Different computational tools have been developed to predict which neoantigens will bind the HLAs expressed on a tumor cell surface with sufficient affinity. However, these technologies are not very accurate and also difficult because of the vast amount of data and very restricted number of validated neoantigens, rather than predicted neoantigens mainly from 0 to 5 which correlates with the mutational load.
Neoantigen based approaches have shown some success. Neoantigen based vaccines induced an antitumor response in rodents, and the clinical potential is now being evaluated. Synthetic RNA-based and peptide-based vaccinations developed via neoantigen are sufficiently immunogenic and significantly benefit melanoma patients. Neoantigens can also be used to engineer specific TCRs for T cells taken from patients ex vivo as adoptive T cell transfer.

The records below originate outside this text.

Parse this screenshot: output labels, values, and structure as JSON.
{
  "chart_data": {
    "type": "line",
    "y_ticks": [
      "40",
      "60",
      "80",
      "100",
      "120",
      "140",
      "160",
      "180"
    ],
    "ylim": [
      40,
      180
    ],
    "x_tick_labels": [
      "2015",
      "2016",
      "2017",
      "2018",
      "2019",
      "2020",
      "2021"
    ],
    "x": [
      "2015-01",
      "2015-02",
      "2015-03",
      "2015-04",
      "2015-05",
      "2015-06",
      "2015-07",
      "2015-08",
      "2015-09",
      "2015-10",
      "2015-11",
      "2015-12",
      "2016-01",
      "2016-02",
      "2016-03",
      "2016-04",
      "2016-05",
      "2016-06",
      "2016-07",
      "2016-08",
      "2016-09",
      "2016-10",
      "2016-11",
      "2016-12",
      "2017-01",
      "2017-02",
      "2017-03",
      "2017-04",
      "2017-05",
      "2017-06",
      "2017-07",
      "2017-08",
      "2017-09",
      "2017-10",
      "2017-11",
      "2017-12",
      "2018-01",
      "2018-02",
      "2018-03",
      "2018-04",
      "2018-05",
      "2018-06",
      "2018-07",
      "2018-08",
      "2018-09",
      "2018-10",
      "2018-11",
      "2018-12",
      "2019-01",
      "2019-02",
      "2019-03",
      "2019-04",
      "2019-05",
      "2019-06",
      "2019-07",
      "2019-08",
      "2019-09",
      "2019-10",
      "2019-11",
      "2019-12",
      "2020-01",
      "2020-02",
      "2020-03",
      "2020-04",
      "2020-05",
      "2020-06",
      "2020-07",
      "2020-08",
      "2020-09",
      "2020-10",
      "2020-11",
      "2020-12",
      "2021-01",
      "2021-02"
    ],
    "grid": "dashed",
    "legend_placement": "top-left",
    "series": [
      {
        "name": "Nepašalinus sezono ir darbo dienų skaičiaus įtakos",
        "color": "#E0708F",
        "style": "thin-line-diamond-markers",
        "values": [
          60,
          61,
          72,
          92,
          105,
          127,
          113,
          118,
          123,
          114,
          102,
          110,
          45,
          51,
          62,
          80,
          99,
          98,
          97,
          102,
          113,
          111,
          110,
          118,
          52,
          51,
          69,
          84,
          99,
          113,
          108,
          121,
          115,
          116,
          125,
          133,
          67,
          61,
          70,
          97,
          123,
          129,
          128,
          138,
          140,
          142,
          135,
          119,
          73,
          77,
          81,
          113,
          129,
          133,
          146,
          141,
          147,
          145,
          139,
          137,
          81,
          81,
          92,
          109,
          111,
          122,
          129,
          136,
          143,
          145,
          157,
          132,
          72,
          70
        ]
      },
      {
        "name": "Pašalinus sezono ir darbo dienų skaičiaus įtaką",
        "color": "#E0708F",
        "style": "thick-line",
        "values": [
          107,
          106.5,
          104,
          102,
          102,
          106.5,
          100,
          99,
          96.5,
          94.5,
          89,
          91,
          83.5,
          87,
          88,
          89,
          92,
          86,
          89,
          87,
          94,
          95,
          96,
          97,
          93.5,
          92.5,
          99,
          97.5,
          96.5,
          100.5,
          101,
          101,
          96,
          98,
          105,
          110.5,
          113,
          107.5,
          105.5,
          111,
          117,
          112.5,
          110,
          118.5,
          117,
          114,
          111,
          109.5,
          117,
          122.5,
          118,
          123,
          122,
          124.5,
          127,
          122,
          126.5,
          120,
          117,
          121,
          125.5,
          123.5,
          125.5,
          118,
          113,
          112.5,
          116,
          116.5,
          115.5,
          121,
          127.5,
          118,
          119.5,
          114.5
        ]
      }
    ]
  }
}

High-Throughput T Cell Receptor Sequencing – TCRseq
Adaptive immune cells - T cells and B cells can recognize microbial pathogens (bacteria, viruses, and fungi) and tumors. T and B cells express receptors on their surface, the T cell receptor (TCR) or B cell receptor (BCR), which bind to a specific target and differ from one immune cell to the next. The vast diversity of these receptors allow an individual immune systems to respond against a particular antigen if it presents a threat.
These immune cells not only circulate freely in the blood but infiltrate in tumor tissues, referred to as tissue-infiltrating lymphocytes (TILs). The TIL population differs from the immune cells circulating in the blood, and the two populations of cells and TCRs can be differentiated by high-throughput next-generation sequencing https://science.sciencemag.org/content/352/6291/1337.
Statistics help to compare the TCR patterns between the two different populations across groups of patients being treated for cancer. This can help us assess whether the TCR repertoire inside a tumor differs from that in the circulating blood. These properties may be useful as multi-dimensional biomarkers to monitor tumor progression and therapeutic response.
Future Directions of Immunogenomics in Oncology Drug Development
Immune surveillance and pan-cancer analyses provide information on inter- and intratumoral heterogeneity, which can inform drug response and resistance mechanisms. Another avenue is priming patients' T cells towards tumor neoantigens, based on the accurate selection of targeted neoantigens in combination with immune checkpoint inhibitors that enhance response.
The most suitable therapeutics drugs, which would be based on the selection of specific neoantigens to target and include multiple neoantigens, are yet to be determined. Overall, the identification of novel strategies would be based on the selection of markers which could overcome the therapeutic resistance to immunotherapy by targeting the genetic composition, immune microenvironment, and neoantigens.
Immunogenomics is an emerging field in oncology drug development, deeply invested in answering the key questions related to immunotherapy response and uncovering the key to unlocking resistance. Immunogenomics analysis is already helping to uncover elements such as high mutational load and neoantigens, which have been shown to enhance treatment response.